Volume de vendas das lojas da capital caiu de 10,4% na comparação com o mesmo período de 2013

Márcia De Chiara, O Estado de S.Paulo

23 de julho de 2014 | 02h03

Os varejistas com lojas no interior do Estado de São Paulo estão se saindo melhor do que os da capital paulista neste ano, apesar de o cenário de retração nas vendas do comércio prevalecer para ambos.
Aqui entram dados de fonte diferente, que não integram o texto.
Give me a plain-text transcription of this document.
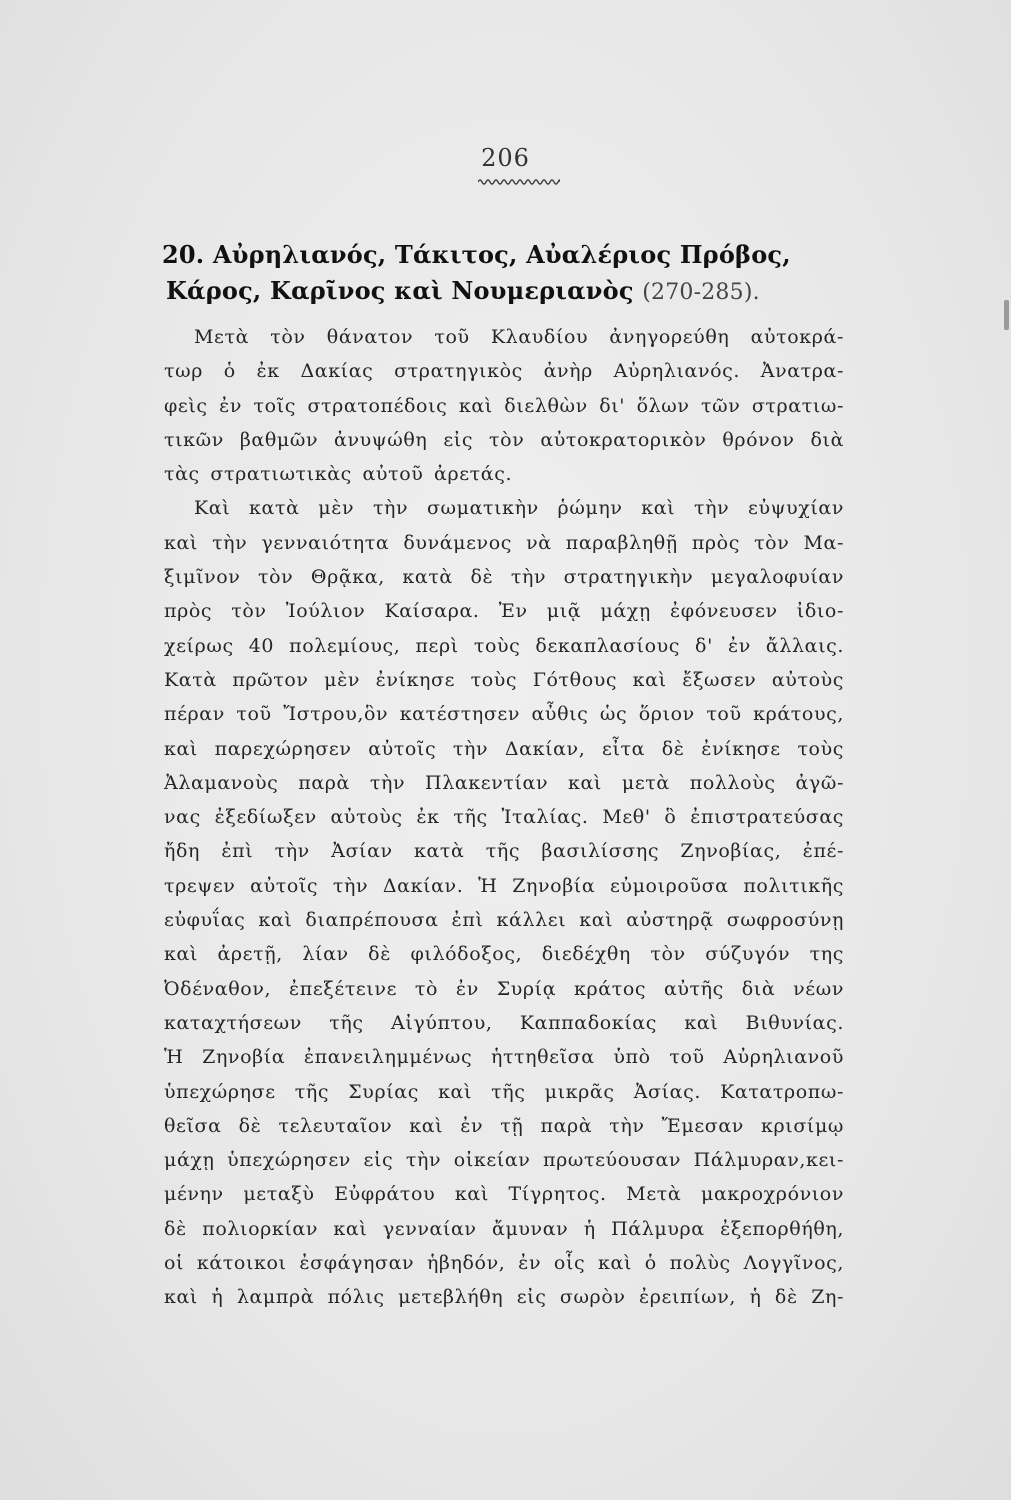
206
20. Αὐρηλιανός, Τάκιτος, Αὐαλέριος Πρόβος,
Κάρος, Καρῖνος καὶ Νουμεριανὸς (270-285).
Μετὰ τὸν θάνατον τοῦ Κλαυδίου ἀνηγορεύθη αὐτοκρά-
τωρ ὁ ἐκ Δακίας στρατηγικὸς ἀνὴρ Αὐρηλιανός. Ἀνατρα-
φεὶς ἐν τοῖς στρατοπέδοις καὶ διελθὼν δι' ὅλων τῶν στρατιω-
τικῶν βαθμῶν ἀνυψώθη εἰς τὸν αὐτοκρατορικὸν θρόνον διὰ
τὰς στρατιωτικὰς αὐτοῦ ἀρετάς.
Καὶ κατὰ μὲν τὴν σωματικὴν ῥώμην καὶ τὴν εὐψυχίαν
καὶ τὴν γενναιότητα δυνάμενος νὰ παραβληθῇ πρὸς τὸν Μα-
ξιμῖνον τὸν Θρᾷκα, κατὰ δὲ τὴν στρατηγικὴν μεγαλοφυίαν
πρὸς τὸν Ἰούλιον Καίσαρα. Ἐν μιᾷ μάχῃ ἐφόνευσεν ἰδιο-
χείρως 40 πολεμίους, περὶ τοὺς δεκαπλασίους δ' ἐν ἄλλαις.
Κατὰ πρῶτον μὲν ἐνίκησε τοὺς Γότθους καὶ ἔξωσεν αὐτοὺς
πέραν τοῦ Ἴστρου,ὃν κατέστησεν αὖθις ὡς ὅριον τοῦ κράτους,
καὶ παρεχώρησεν αὐτοῖς τὴν Δακίαν, εἶτα δὲ ἐνίκησε τοὺς
Ἀλαμανοὺς παρὰ τὴν Πλακεντίαν καὶ μετὰ πολλοὺς ἀγῶ-
νας ἐξεδίωξεν αὐτοὺς ἐκ τῆς Ἰταλίας. Μεθ' ὃ ἐπιστρατεύσας
ἤδη ἐπὶ τὴν Ἀσίαν κατὰ τῆς βασιλίσσης Ζηνοβίας, ἐπέ-
τρεψεν αὐτοῖς τὴν Δακίαν. Ἡ Ζηνοβία εὐμοιροῦσα πολιτικῆς
εὐφυΐας καὶ διαπρέπουσα ἐπὶ κάλλει καὶ αὐστηρᾷ σωφροσύνῃ
καὶ ἀρετῇ, λίαν δὲ φιλόδοξος, διεδέχθη τὸν σύζυγόν της
Ὀδέναθον, ἐπεξέτεινε τὸ ἐν Συρίᾳ κράτος αὐτῆς διὰ νέων
καταχτήσεων τῆς Αἰγύπτου, Καππαδοκίας καὶ Βιθυνίας.
Ἡ Ζηνοβία ἐπανειλημμένως ἡττηθεῖσα ὑπὸ τοῦ Αὐρηλιανοῦ
ὑπεχώρησε τῆς Συρίας καὶ τῆς μικρᾶς Ἀσίας. Κατατροπω-
θεῖσα δὲ τελευταῖον καὶ ἐν τῇ παρὰ τὴν Ἔμεσαν κρισίμῳ
μάχῃ ὑπεχώρησεν εἰς τὴν οἰκείαν πρωτεύουσαν Πάλμυραν,κει-
μένην μεταξὺ Εὐφράτου καὶ Τίγρητος. Μετὰ μακροχρόνιον
δὲ πολιορκίαν καὶ γενναίαν ἄμυναν ἡ Πάλμυρα ἐξεπορθήθη,
οἱ κάτοικοι ἐσφάγησαν ἡβηδόν, ἐν οἷς καὶ ὁ πολὺς Λογγῖνος,
καὶ ἡ λαμπρὰ πόλις μετεβλήθη εἰς σωρὸν ἐρειπίων, ἡ δὲ Ζη-
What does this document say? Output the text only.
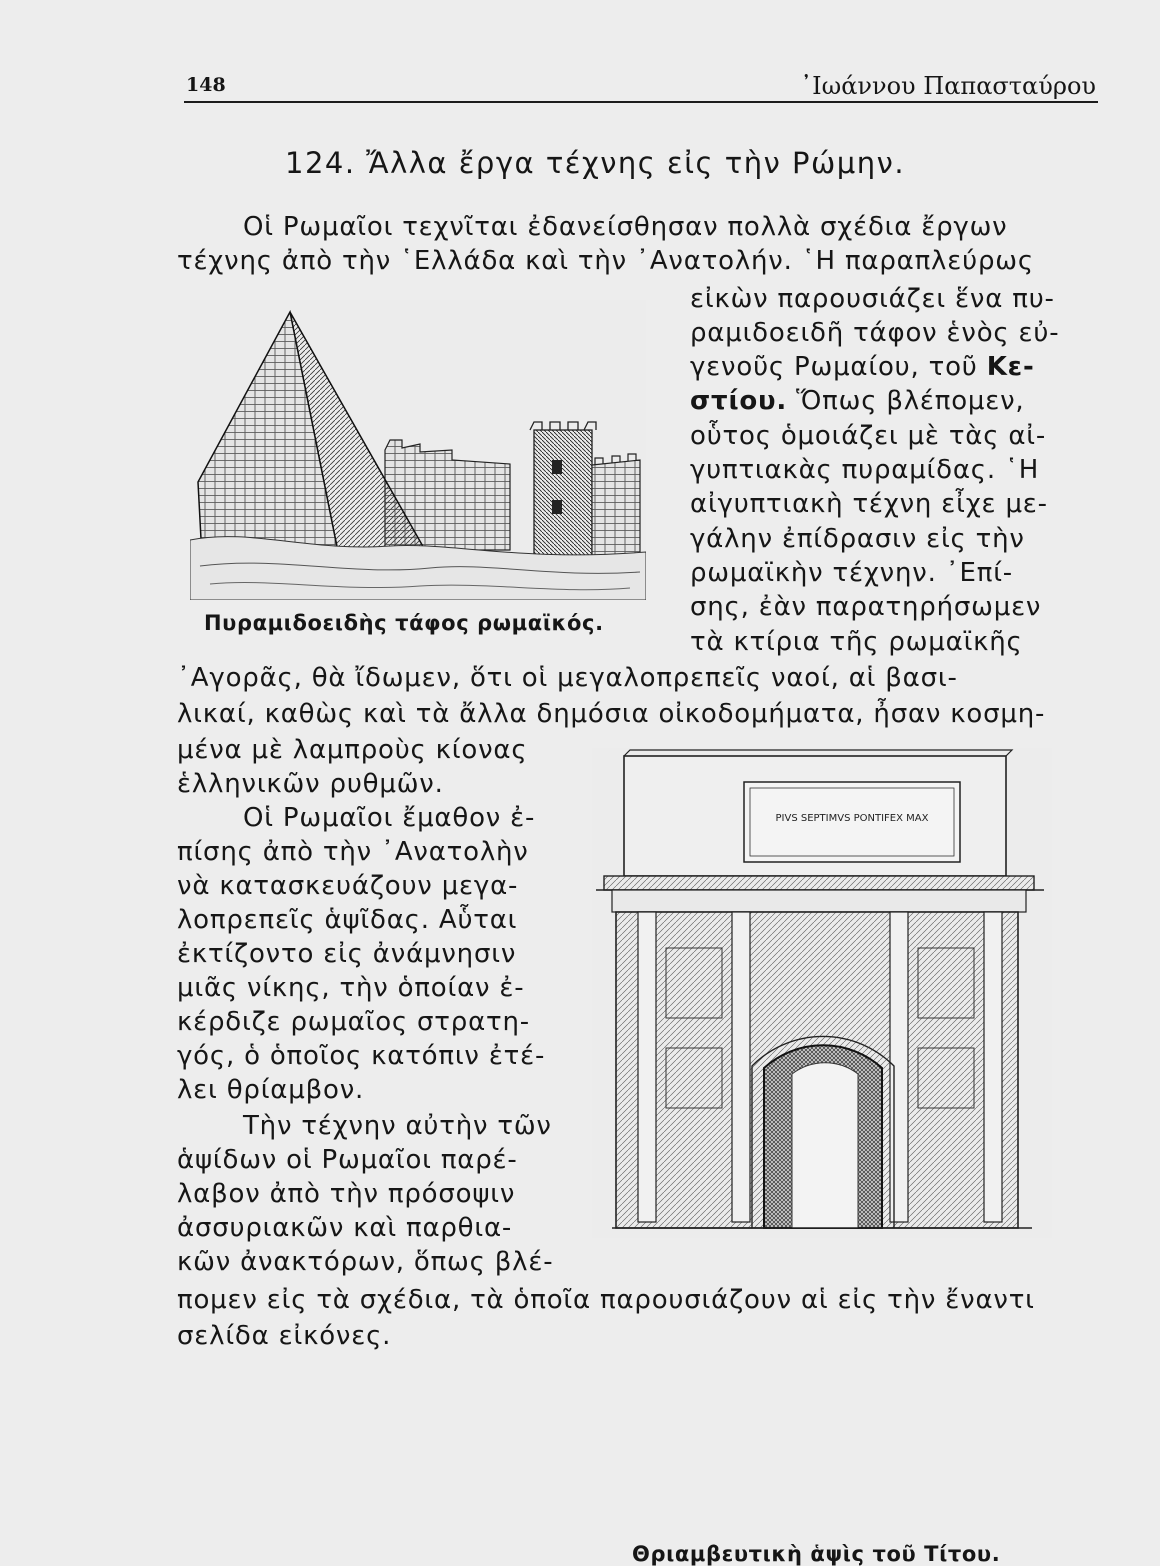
148	᾿Ιωάννου Παπασταύρου
124. Ἄλλα ἔργα τέχνης εἰς τὴν Ρώμην.
Οἱ Ρωμαῖοι τεχνῖται ἐδανείσθησαν πολλὰ σχέδια ἔργων
τέχνης ἀπὸ τὴν ῾Ελλάδα καὶ τὴν ᾿Ανατολήν. ῾Η παραπλεύρως
εἰκὼν παρουσιάζει ἕνα πυ-
ραμιδοειδῆ τάφον ἑνὸς εὐ-
γενοῦς Ρωμαίου, τοῦ Κε-
στίου. Ὅπως βλέπομεν,
οὗτος ὁμοιάζει μὲ τὰς αἰ-
γυπτιακὰς πυραμίδας. ῾Η
αἰγυπτιακὴ τέχνη εἶχε με-
γάλην ἐπίδρασιν εἰς τὴν
ρωμαϊκὴν τέχνην. ᾿Επί-
σης, ἐὰν παρατηρήσωμεν
τὰ κτίρια τῆς ρωμαϊκῆς
᾿Αγορᾶς, θὰ ἴδωμεν, ὅτι οἱ μεγαλοπρεπεῖς ναοί, αἱ βασι-
λικαί, καθὼς καὶ τὰ ἄλλα δημόσια οἰκοδομήματα, ἦσαν κοσμη-
μένα μὲ λαμπροὺς κίονας
ἑλληνικῶν ρυθμῶν.
Οἱ Ρωμαῖοι ἔμαθον ἐ-
πίσης ἀπὸ τὴν ᾿Ανατολὴν
νὰ κατασκευάζουν μεγα-
λοπρεπεῖς ἁψῖδας. Αὗται
ἐκτίζοντο εἰς ἀνάμνησιν
μιᾶς νίκης, τὴν ὁποίαν ἐ-
κέρδιζε ρωμαῖος στρατη-
γός, ὁ ὁποῖος κατόπιν ἐτέ-
λει θρίαμβον.
Τὴν τέχνην αὐτὴν τῶν
ἁψίδων οἱ Ρωμαῖοι παρέ-
λαβον ἀπὸ τὴν πρόσοψιν
ἀσσυριακῶν καὶ παρθια-
κῶν ἀνακτόρων, ὅπως βλέ-
πομεν εἰς τὰ σχέδια, τὰ ὁποῖα παρουσιάζουν αἱ εἰς τὴν ἔναντι
σελίδα εἰκόνες.
Πυραμιδοειδὴς τάφος ρωμαϊκός.
PIVS SEPTIMVS PONTIFEX MAX
Θριαμβευτικὴ ἁψὶς τοῦ Τίτου.
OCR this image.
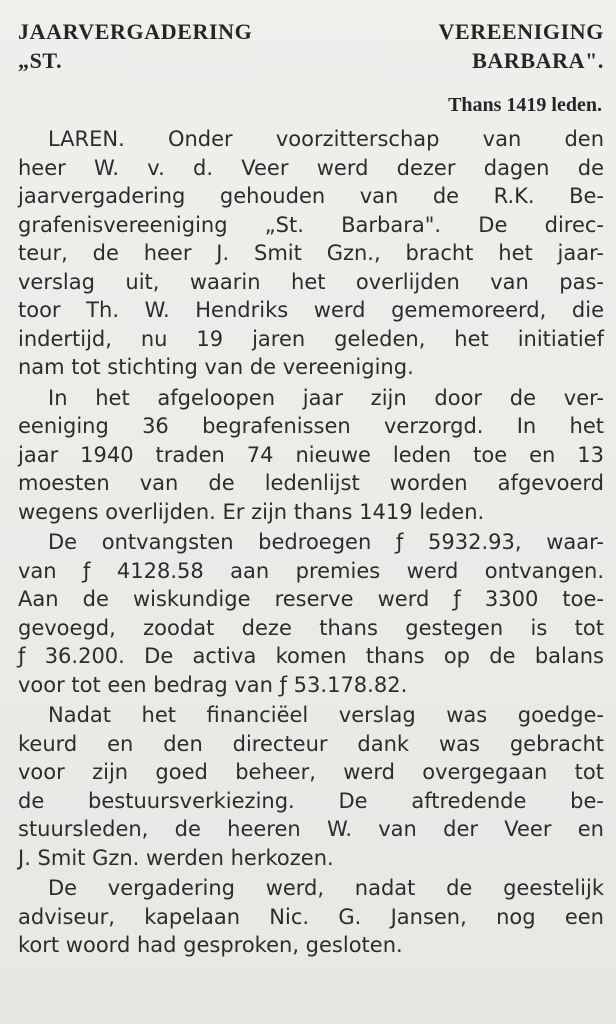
JAARVERGADERING VEREENIGING
„ST. BARBARA".
Thans 1419 leden.
LAREN. Onder voorzitterschap van den
heer W. v. d. Veer werd dezer dagen de
jaarvergadering gehouden van de R.K. Be-
grafenisvereeniging „St. Barbara". De direc-
teur, de heer J. Smit Gzn., bracht het jaar-
verslag uit, waarin het overlijden van pas-
toor Th. W. Hendriks werd gememoreerd, die
indertijd, nu 19 jaren geleden, het initiatief
nam tot stichting van de vereeniging.
In het afgeloopen jaar zijn door de ver-
eeniging 36 begrafenissen verzorgd. In het
jaar 1940 traden 74 nieuwe leden toe en 13
moesten van de ledenlijst worden afgevoerd
wegens overlijden. Er zijn thans 1419 leden.
De ontvangsten bedroegen ƒ 5932.93, waar-
van ƒ 4128.58 aan premies werd ontvangen.
Aan de wiskundige reserve werd ƒ 3300 toe-
gevoegd, zoodat deze thans gestegen is tot
ƒ 36.200. De activa komen thans op de balans
voor tot een bedrag van ƒ 53.178.82.
Nadat het financiëel verslag was goedge-
keurd en den directeur dank was gebracht
voor zijn goed beheer, werd overgegaan tot
de bestuursverkiezing. De aftredende be-
stuursleden, de heeren W. van der Veer en
J. Smit Gzn. werden herkozen.
De vergadering werd, nadat de geestelijk
adviseur, kapelaan Nic. G. Jansen, nog een
kort woord had gesproken, gesloten.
De janeiro a maio, o volume de vendas das lojas do interior do Estado de São Paulo caiu 4,7% na comparação com o mesmo período de 2013. Enquanto isso, a retração nas lojas da capital foi mais que o dobro, 10,4%. Na média do Estado, houve um recuo de 6,5% nas vendas do comércio varejista no mesmo período.

Em 12 meses até maio, o movimento foi semelhante. O volume de vendas do varejo do interior cresceu 0,4%, enquanto as lojas da capital tiveram retração de 4,8% e o Estado como um todo teve queda de 1,3%.

Os resultados fazem parte de uma pesquisa inédita que, a partir de agora, será feita mensalmente pelo Instituto de Economia Gastão Vidigal (IEGV) da Associação Comercial de São Paulo (ACSP), com base em informações sobre a arrecadação de impostos (ICMS) da Secretaria da Fazenda do Estado de São Paulo. A intenção é monitorar o desempenho do comércio da capital e do interior, com a possibilidade de destacar o resultado de diferentes regiões administrativas do Estado.

"O comércio da capital tem tido um retração significativa comparado ao desempenho das lojas do interior", afirma o economista-chefe da ACSP, Marcel Solimeo.

Salários. Ele atribui o melhor resultado das lojas do interior em relação às da capital ao processo de interiorização da economia que ocorre no Estado, com a migração de empresas, especialmente as indústrias, que pagam salários maiores, para cidades menores. Com isso, ocorreu uma migração do emprego e da renda da capital para o interior e o consumo acompanhou esse movimento.

"A cidade de São Paulo está ficando cada vez mais cara e difícil", diz o economista. Ele destaca que a capital paulista concentra hoje empresas de serviços, que normalmente pagam salários inferiores aos das indústrias. Também o bom desempenho do agronegócio nos últimos anos, com a capitalização dos produtores rurais, impulsionou o resultado do varejo do interior.